Space Studies Program Coming to Air Command and Staff College


Air Command and Staff College has been working for two years to develop a plan to holistically incorporate space into its curriculum. A new program could be operational as early as academic year 2018. Air Force photo.

Air Command and Staff College (ACSC) is making plans to roll out a new advanced space studies program within the next year, John Terino, chairman of the department of airpower at ACSC, told Air Force Magazine. The program will be modeled on advanced studies programs, like the School for Advanced Nuclear Deterrence Studies at Kirtland AFB, N.M., and could be operational as early as the 2018 academic year, Terino said.

ACSC has taken heat recently from Rep. Mike Rogers (R-Ala.), who has said the school does not spend enough time—only two out of 40 hours—training officers to integrate space power into planning and operations. Now ACSC may bring in as many as four new “dedicated faculty with expertise from those types of programs in the space community.”

But a specialized course for space professionals is not the primary focus of ACSC’s efforts in space education, Terino said. The more important question is “whether the guys outside the space community know what’s going on” in space power. For this reason ACSC has spent the last two years working to integrate space “holistically” into airpower training.

“To teach air operations in a modern sense, you have to prep with space and cyber,” Terino said.
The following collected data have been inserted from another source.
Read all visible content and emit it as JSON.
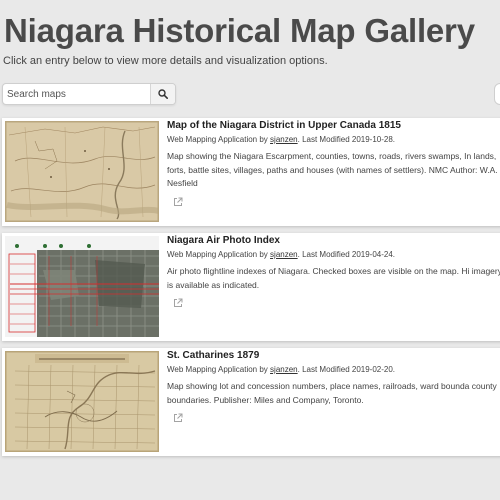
{
  "header": {
    "title": "Niagara Historical Map Gallery",
    "subtitle": "Click an entry below to view more details and visualization options."
  },
  "search": {
    "placeholder": "Search maps",
    "button_icon": "search-icon"
  },
  "entries": [
    {
      "title": "Map of the Niagara District in Upper Canada 1815",
      "type_label": "Web Mapping Application by",
      "owner": "sjanzen",
      "modified_label": ". Last Modified 2019-10-28.",
      "snippet": "Map showing the Niagara Escarpment, counties, towns, roads, rivers swamps, In lands, forts, battle sites, villages, paths and houses (with names of settlers). NMC Author: W.A. Nesfield",
      "link_icon": "external-link-icon"
    },
    {
      "title": "Niagara Air Photo Index",
      "type_label": "Web Mapping Application by",
      "owner": "sjanzen",
      "modified_label": ". Last Modified 2019-04-24.",
      "snippet": "Air photo flightline indexes of Niagara. Checked boxes are visible on the map. Hi imagery is available as indicated.",
      "link_icon": "external-link-icon"
    },
    {
      "title": "St. Catharines 1879",
      "type_label": "Web Mapping Application by",
      "owner": "sjanzen",
      "modified_label": ". Last Modified 2019-02-20.",
      "snippet": "Map showing lot and concession numbers, place names, railroads, ward bounda county boundaries. Publisher: Miles and Company, Toronto.",
      "link_icon": "external-link-icon"
    }
  ]
}
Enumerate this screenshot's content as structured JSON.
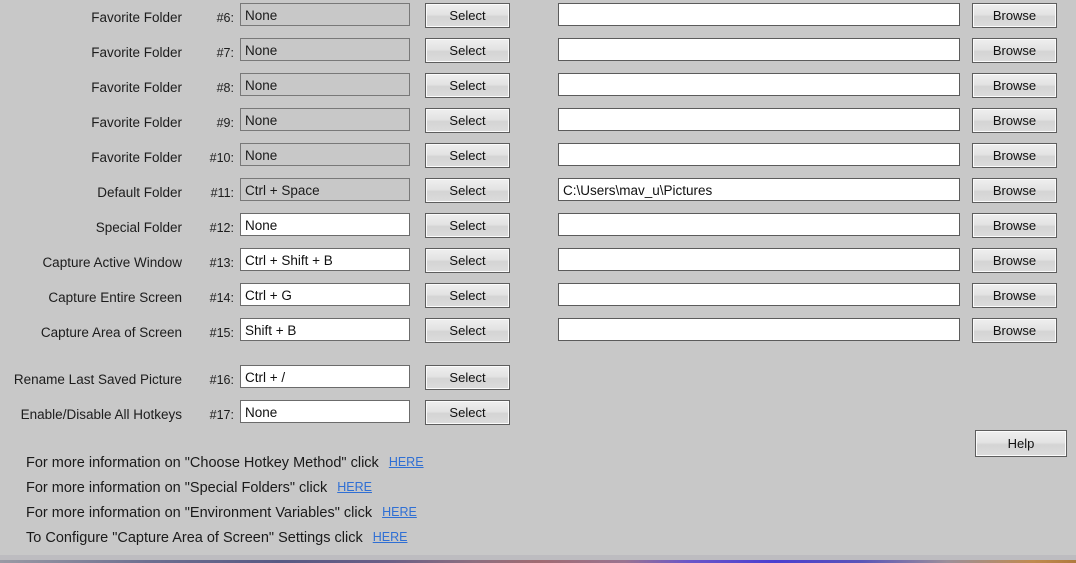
{
  "rows": [
    {
      "label": "Favorite Folder",
      "num": "#6:",
      "hotkey": "None",
      "hotkey_disabled": true,
      "path": "",
      "select_label": "Select",
      "browse_label": "Browse",
      "has_path": true
    },
    {
      "label": "Favorite Folder",
      "num": "#7:",
      "hotkey": "None",
      "hotkey_disabled": true,
      "path": "",
      "select_label": "Select",
      "browse_label": "Browse",
      "has_path": true
    },
    {
      "label": "Favorite Folder",
      "num": "#8:",
      "hotkey": "None",
      "hotkey_disabled": true,
      "path": "",
      "select_label": "Select",
      "browse_label": "Browse",
      "has_path": true
    },
    {
      "label": "Favorite Folder",
      "num": "#9:",
      "hotkey": "None",
      "hotkey_disabled": true,
      "path": "",
      "select_label": "Select",
      "browse_label": "Browse",
      "has_path": true
    },
    {
      "label": "Favorite Folder",
      "num": "#10:",
      "hotkey": "None",
      "hotkey_disabled": true,
      "path": "",
      "select_label": "Select",
      "browse_label": "Browse",
      "has_path": true
    },
    {
      "label": "Default Folder",
      "num": "#11:",
      "hotkey": "Ctrl + Space",
      "hotkey_disabled": true,
      "path": "C:\\Users\\mav_u\\Pictures",
      "select_label": "Select",
      "browse_label": "Browse",
      "has_path": true
    },
    {
      "label": "Special Folder",
      "num": "#12:",
      "hotkey": "None",
      "hotkey_disabled": false,
      "path": "",
      "select_label": "Select",
      "browse_label": "Browse",
      "has_path": true
    },
    {
      "label": "Capture Active Window",
      "num": "#13:",
      "hotkey": "Ctrl + Shift + B",
      "hotkey_disabled": false,
      "path": "",
      "select_label": "Select",
      "browse_label": "Browse",
      "has_path": true
    },
    {
      "label": "Capture Entire Screen",
      "num": "#14:",
      "hotkey": "Ctrl + G",
      "hotkey_disabled": false,
      "path": "",
      "select_label": "Select",
      "browse_label": "Browse",
      "has_path": true
    },
    {
      "label": "Capture Area of Screen",
      "num": "#15:",
      "hotkey": "Shift + B",
      "hotkey_disabled": false,
      "path": "",
      "select_label": "Select",
      "browse_label": "Browse",
      "has_path": true
    },
    {
      "label": "Rename Last Saved Picture",
      "num": "#16:",
      "hotkey": "Ctrl + /",
      "hotkey_disabled": false,
      "path": null,
      "select_label": "Select",
      "browse_label": null,
      "has_path": false
    },
    {
      "label": "Enable/Disable All Hotkeys",
      "num": "#17:",
      "hotkey": "None",
      "hotkey_disabled": false,
      "path": null,
      "select_label": "Select",
      "browse_label": null,
      "has_path": false
    }
  ],
  "help_button": {
    "label": "Help"
  },
  "info_lines": [
    {
      "text": "For more information on \"Choose Hotkey Method\" click",
      "link": "HERE"
    },
    {
      "text": "For more information on \"Special Folders\" click",
      "link": "HERE"
    },
    {
      "text": "For more information on \"Environment Variables\" click",
      "link": "HERE"
    },
    {
      "text": "To Configure \"Capture Area of Screen\" Settings click",
      "link": "HERE"
    }
  ],
  "colors": {
    "background": "#c8c8c8",
    "link": "#2f6fd4",
    "field_disabled": "#c8c8c8",
    "field_enabled": "#ffffff"
  }
}
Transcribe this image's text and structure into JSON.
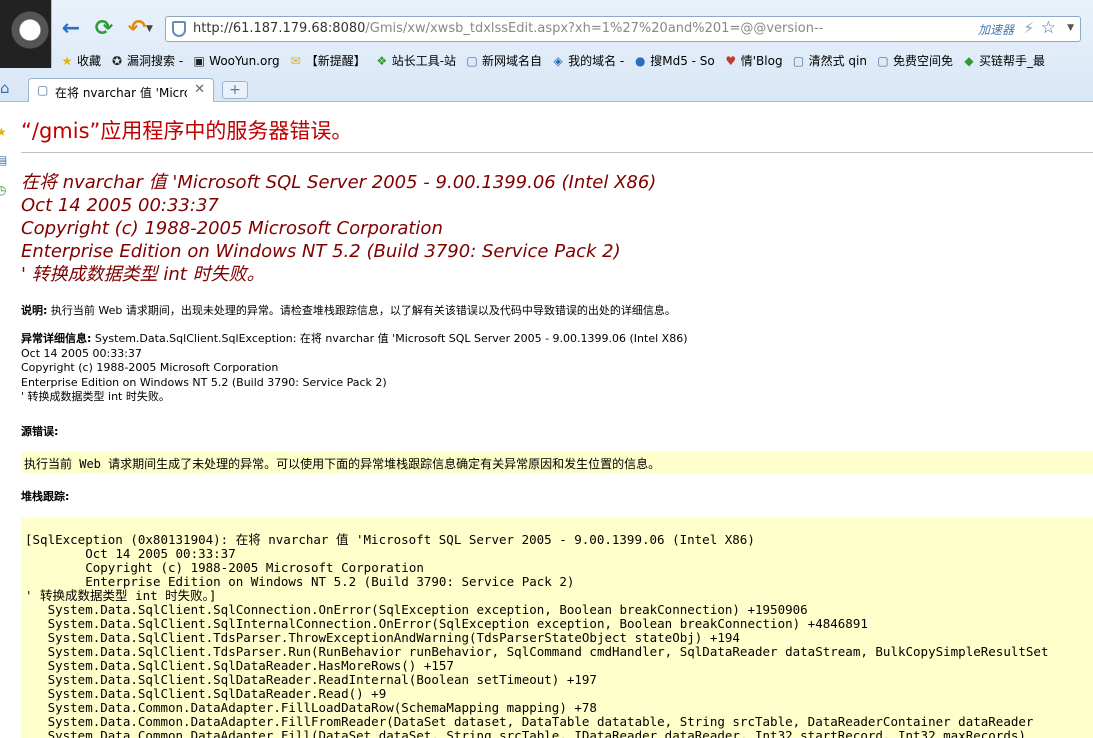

You can’t spend “a day on space” and a “day on cyber.” So in addition to the new specialized course, the basic ACSC curriculum works to “integrate space with the rest of the community here” rather than have it “segmented off” on its own.

Because of that integration, Terino says it’s difficult to count up the number of curriculum hours ACSC students spend on space instruction. “It can’t be quantified,” Terino said, but without a doubt, “we’ve increased the amount” of space coverage over the last two years.

“A lot of this stuff we were thinking about and working on before Rep. Rogers” began his focus on space, Terino said. “We probably have the best space faculty of any institution, civilian or military, in the country.” That includes civilian PhDs who are teaching and publishing in their fields, but it also includes “patch-wearing” operators who have deep experience integrating space power into Air Force and joint operations.

So while changes have been made recently—and more are on the way—to improve the way space is taught at ACSC, Terino insists that “the space stuff has always been really, really important to us.”